On a beaucoup écouté The black heart procession et on est fan de la voix très typée et habitée de Pall Jenkins . On l’imaginait bien en démon intérieur. On a rajouté des reverbs à l’effet un peu fantomatiques pour renforcer ce coté là.
Pour Ralph Mulder de Alamo Race track, on l’avait croisé à plusieurs reprises lors de concerts et on a enregistré l’album avec leur producteur dans le même studio qu’eux. On l’a invité à chanter sur des morceaux ou sa voix fragile et mélancolique incarne l’esprit parfois plus fragile du personnage.
8.Vous sentez-vous, à l’image du personnage mis en scène dans votre opéra pop moderne, « perdus entre rêve et réalité »?
Absolument! (réponse de Redboy, chant)
9.Me contredirez-vous si je vous dis qu’il y a, dans ce disque, un dimension émotionnelle très forte?
C’est un peu le dénominateur commun de tous nos disques, les émotions.
Sur cet album, c’est en effet une des tendances dominantes.
C’est peut -être encore plus fort en Live. Le but est d’incarner le personnage le plus fidèlement possible par rapport à l’histoire.
Il passe par tellement d’étapes marquantes que forcément ca se ressent sur scène.
10.Comment vous sentez-vous chez A(t) home, connu pour sa pluralité stylistique?
On a directement senti un esprit d’ouverture chez At(h)ome.

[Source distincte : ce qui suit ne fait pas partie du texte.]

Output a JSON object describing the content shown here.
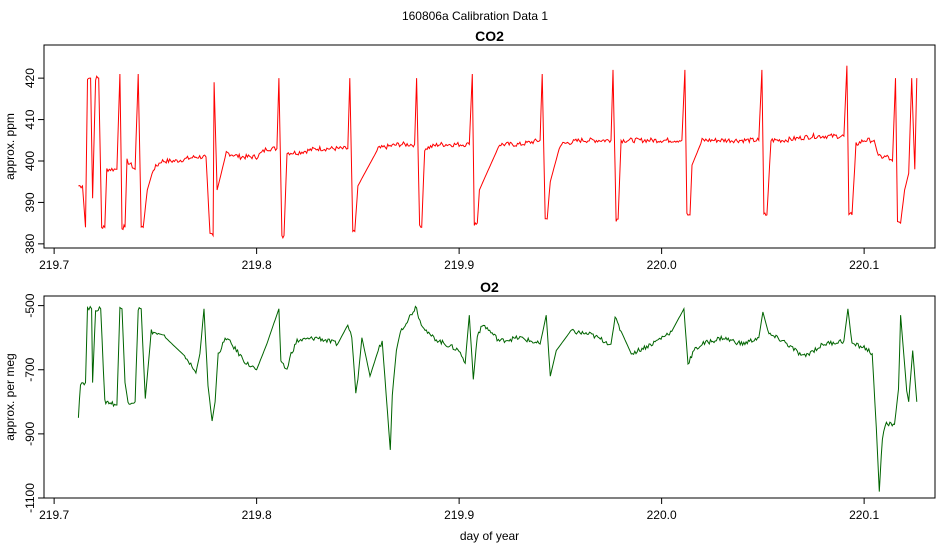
{
  "figure_title": "160806a   Calibration Data 1",
  "chart_data": [
    {
      "type": "line",
      "title": "CO2",
      "xlabel": "",
      "ylabel": "approx. ppm",
      "color": "#ff0000",
      "xlim": [
        219.695,
        220.135
      ],
      "ylim": [
        379,
        428
      ],
      "xticks": [
        219.7,
        219.8,
        219.9,
        220.0,
        220.1
      ],
      "xtick_labels": [
        "219.7",
        "219.8",
        "219.9",
        "220.0",
        "220.1"
      ],
      "yticks": [
        380,
        390,
        400,
        410,
        420
      ],
      "ytick_labels": [
        "380",
        "390",
        "400",
        "410",
        "420"
      ],
      "grid": false,
      "series": [
        {
          "x": [
            219.712,
            219.714,
            219.7155,
            219.7165,
            219.718,
            219.719,
            219.7205,
            219.722,
            219.7235,
            219.725,
            219.726,
            219.731,
            219.7325,
            219.7335,
            219.735,
            219.736,
            219.738,
            219.74,
            219.7415,
            219.743,
            219.744,
            219.746,
            219.749,
            219.753,
            219.76,
            219.77,
            219.775,
            219.777,
            219.7785,
            219.779,
            219.7805,
            219.785,
            219.792,
            219.8,
            219.805,
            219.81,
            219.811,
            219.8125,
            219.8135,
            219.815,
            219.82,
            219.83,
            219.84,
            219.845,
            219.846,
            219.8475,
            219.8485,
            219.85,
            219.86,
            219.87,
            219.878,
            219.879,
            219.8805,
            219.8815,
            219.883,
            219.89,
            219.9,
            219.905,
            219.9065,
            219.9075,
            219.909,
            219.91,
            219.92,
            219.93,
            219.94,
            219.941,
            219.9425,
            219.9435,
            219.945,
            219.95,
            219.96,
            219.975,
            219.976,
            219.9775,
            219.9785,
            219.98,
            219.99,
            220.0,
            220.01,
            220.0115,
            220.0125,
            220.014,
            220.015,
            220.02,
            220.035,
            220.048,
            220.0495,
            220.0505,
            220.052,
            220.054,
            220.06,
            220.075,
            220.085,
            220.09,
            220.0915,
            220.0925,
            220.094,
            220.096,
            220.1,
            220.105,
            220.107,
            220.112,
            220.113,
            220.114,
            220.1155,
            220.1165,
            220.118,
            220.12,
            220.122,
            220.1235,
            220.125,
            220.126
          ],
          "y": [
            394,
            394,
            384,
            420,
            420,
            391,
            420,
            420,
            384,
            384,
            398,
            398,
            421,
            384,
            384,
            400,
            399,
            398,
            421,
            384,
            384,
            393,
            398,
            400,
            400,
            401,
            401,
            382,
            382,
            419,
            393,
            402,
            401,
            401,
            403,
            403,
            420,
            382,
            382,
            402,
            402,
            403,
            403,
            403,
            420,
            383,
            383,
            394,
            403,
            404,
            404,
            420,
            384,
            384,
            403,
            404,
            404,
            404,
            421,
            385,
            385,
            393,
            404,
            404,
            405,
            421,
            386,
            386,
            395,
            404,
            405,
            405,
            422,
            386,
            386,
            405,
            405,
            405,
            405,
            422,
            387,
            387,
            399,
            405,
            405,
            405,
            422,
            387,
            387,
            405,
            405,
            406,
            406,
            406,
            423,
            387,
            387,
            404,
            405,
            405,
            401,
            401,
            400,
            400,
            420,
            385,
            385,
            393,
            397,
            420,
            398,
            420
          ]
        }
      ]
    },
    {
      "type": "line",
      "title": "O2",
      "xlabel": "day of year",
      "ylabel": "approx. per meg",
      "color": "#006400",
      "xlim": [
        219.695,
        220.135
      ],
      "ylim": [
        -1100,
        -470
      ],
      "xticks": [
        219.7,
        219.8,
        219.9,
        220.0,
        220.1
      ],
      "xtick_labels": [
        "219.7",
        "219.8",
        "219.9",
        "220.0",
        "220.1"
      ],
      "yticks": [
        -1100,
        -900,
        -700,
        -500
      ],
      "ytick_labels": [
        "-1100",
        "-900",
        "-700",
        "-500"
      ],
      "grid": false,
      "series": [
        {
          "x": [
            219.712,
            219.713,
            219.7155,
            219.7165,
            219.7185,
            219.719,
            219.7205,
            219.723,
            219.725,
            219.7265,
            219.731,
            219.7325,
            219.7335,
            219.735,
            219.7365,
            219.74,
            219.7415,
            219.743,
            219.745,
            219.748,
            219.755,
            219.765,
            219.77,
            219.772,
            219.774,
            219.776,
            219.778,
            219.7795,
            219.781,
            219.785,
            219.79,
            219.795,
            219.8,
            219.805,
            219.811,
            219.812,
            219.815,
            219.817,
            219.82,
            219.83,
            219.84,
            219.845,
            219.847,
            219.849,
            219.85,
            219.852,
            219.856,
            219.86,
            219.862,
            219.864,
            219.866,
            219.867,
            219.869,
            219.871,
            219.875,
            219.879,
            219.88,
            219.882,
            219.885,
            219.89,
            219.9,
            219.903,
            219.905,
            219.907,
            219.909,
            219.912,
            219.92,
            219.93,
            219.94,
            219.943,
            219.945,
            219.948,
            219.955,
            219.965,
            219.975,
            219.977,
            219.98,
            219.985,
            219.995,
            220.005,
            220.011,
            220.013,
            220.016,
            220.02,
            220.03,
            220.04,
            220.048,
            220.05,
            220.053,
            220.06,
            220.07,
            220.08,
            220.09,
            220.092,
            220.094,
            220.1,
            220.104,
            220.106,
            220.1075,
            220.109,
            220.111,
            220.115,
            220.117,
            220.118,
            220.121,
            220.122,
            220.124,
            220.126
          ],
          "y": [
            -850,
            -740,
            -740,
            -510,
            -510,
            -740,
            -510,
            -510,
            -800,
            -800,
            -810,
            -510,
            -510,
            -740,
            -800,
            -800,
            -510,
            -510,
            -790,
            -580,
            -600,
            -660,
            -710,
            -650,
            -510,
            -750,
            -860,
            -800,
            -650,
            -600,
            -640,
            -680,
            -700,
            -620,
            -510,
            -680,
            -700,
            -650,
            -610,
            -600,
            -620,
            -560,
            -600,
            -770,
            -730,
            -600,
            -720,
            -640,
            -610,
            -780,
            -950,
            -780,
            -640,
            -580,
            -540,
            -500,
            -540,
            -560,
            -590,
            -610,
            -640,
            -680,
            -530,
            -730,
            -590,
            -560,
            -610,
            -600,
            -620,
            -530,
            -720,
            -640,
            -580,
            -590,
            -620,
            -540,
            -580,
            -650,
            -620,
            -580,
            -510,
            -680,
            -640,
            -620,
            -600,
            -620,
            -600,
            -520,
            -590,
            -610,
            -660,
            -620,
            -610,
            -510,
            -620,
            -630,
            -650,
            -880,
            -1080,
            -910,
            -870,
            -870,
            -760,
            -530,
            -760,
            -800,
            -640,
            -800
          ]
        }
      ]
    }
  ]
}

Il était important pour nous que les partenaires qui se lancent dans l’aventure comprennent qu’il ne s’agit pas que d’un simple disque mais de tout un concept et que le projet soit défendu dans son intégralité et avec passion. On a ressenti un très grand soutien de toute l’équipe derrière le projet dès le départ, et on sait qu’il défendent très bien le concept.
11.Avez-vous déjà des idées en tête pour la suite de vos travaux? L’album et le spectacle proposé étant de taille, j’imagine que l’attente autour de vos productions va s’accroitre…
On va commencer à s’atteler à la création de nouveaux morceaux. Il est encore un peu tôt pour dégager un fil conducteur, mais on est très excité à l’idée de rentrer dans un nouveau processus créatif.
On ne ressent pas encore trop de pressions à l’heure actuelle, on en est toujours à la phase de concerts et on va encore continuer à défendre le projet en live durant encore un an.
12.Si on se penche sur vos premiers albums, quel regard portez-vous sur leur contenu à l’heure actuelle?
On est content des albums précédents. On a toujours fait le meilleur album possible au moment ou on le réalisait.
C’est sur qu’avec le temps on aurait tendance à vouloir changer et/ou améliorer certaines choses. Mais tout cela fait partie d’un processus de maturation musicale. Sans ces albums on n’en serait pas là aujourd’hui.
On a récemment fait des concerts où on rejoue des morceaux des anciens albums. Ca devait faire 4 ans que nous n’avions plus joué ces morceaux et c’était un vrai plaisir de les « redécouvrir » avec nos oreilles d’aujourd’hui.